After refusing an MRI, Syndergaard's latest injury clouds Mets with more questions, doubts
The handling of Syndergaard's latest injury aside—and, admittedly, it's difficult to put that aside—it's tough to see how the Mets could have done this much differently. General manager Sandy Alderson didn't come on board until the fall of 2010, after Matz (second round, 2009), Harvey (first round, '10) and deGrom (ninth round, '10) had already been drafted; he acquired Lugo and Gsellman with lower-round 2011 picks, landed Wheeler in the July 2011 trade of Carlos Beltran to the Giants and stole Syndergaard in the December 2012 blockbuster with the Blue Jays.
Should the Mets be better at managing pitcher injuries? Yes, but the same goes for each of the 29 other teams. This is an industry in need of overhauling how it handles its prized assets and is struggling for answers as to how to do so. Should the Mets have handled the Syndergaard situation better? Undoubtedly; in the age of the 10-day DL stint, skipping a turn for a pitcher with even the most minor arm complaint is a no-brainer, and now the Mets will pay the cost for not doing so by giving several turns to Rafael Montero and/or Sean Gilmartin, the eighth and ninth starters on their depth chart, instead of one or two in place of their ace. If they can reverse their slow start to remain in contention, they’ll likely look to the trade market in July, because they’re burning through Wheeler’s innings limit (said to be around 125) sooner rather than later. Fortunately, their options should be plentiful.

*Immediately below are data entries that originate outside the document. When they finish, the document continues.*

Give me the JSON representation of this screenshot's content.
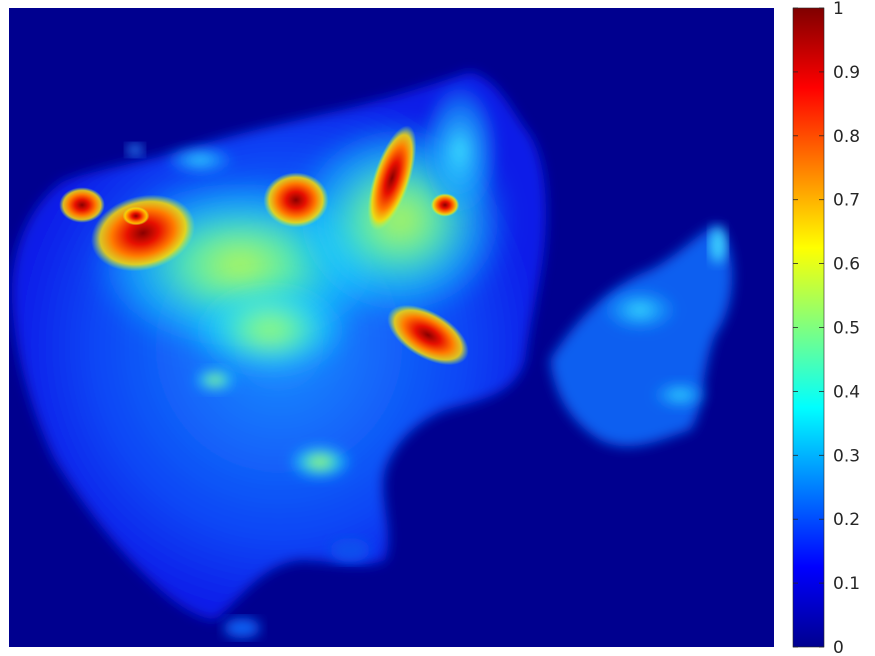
{
  "chart_data": {
    "type": "heatmap",
    "title": "",
    "xlabel": "",
    "ylabel": "",
    "colormap": "jet",
    "clim": [
      0,
      1
    ],
    "colorbar": {
      "location": "right",
      "ticks": [
        0,
        0.1,
        0.2,
        0.3,
        0.4,
        0.5,
        0.6,
        0.7,
        0.8,
        0.9,
        1
      ],
      "tick_labels": [
        "0",
        "0.1",
        "0.2",
        "0.3",
        "0.4",
        "0.5",
        "0.6",
        "0.7",
        "0.8",
        "0.9",
        "1"
      ]
    },
    "background_value": 0,
    "hotspots": [
      {
        "id": "hotspot-1",
        "value": 0.85
      },
      {
        "id": "hotspot-2",
        "value": 0.95
      },
      {
        "id": "hotspot-3",
        "value": 0.82
      },
      {
        "id": "hotspot-4",
        "value": 0.92
      },
      {
        "id": "hotspot-5",
        "value": 0.9
      },
      {
        "id": "hotspot-6",
        "value": 0.88
      },
      {
        "id": "hotspot-7",
        "value": 0.97
      }
    ]
  }
}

Ultimately, the folly is in expecting all of those high-caliber starters to be available at the same time, and that goes for any team. Keeping so many valuable arms healthy at the same time is the exception, not the rule, a challenge only slightly less daunting than herding cats. As New York showed last year, teams need to stockpile starting pitching in the hopes that they have enough to get to the finish line, come what may. If there’s good news for the Mets this season, it’s that they can hope that’s still the case.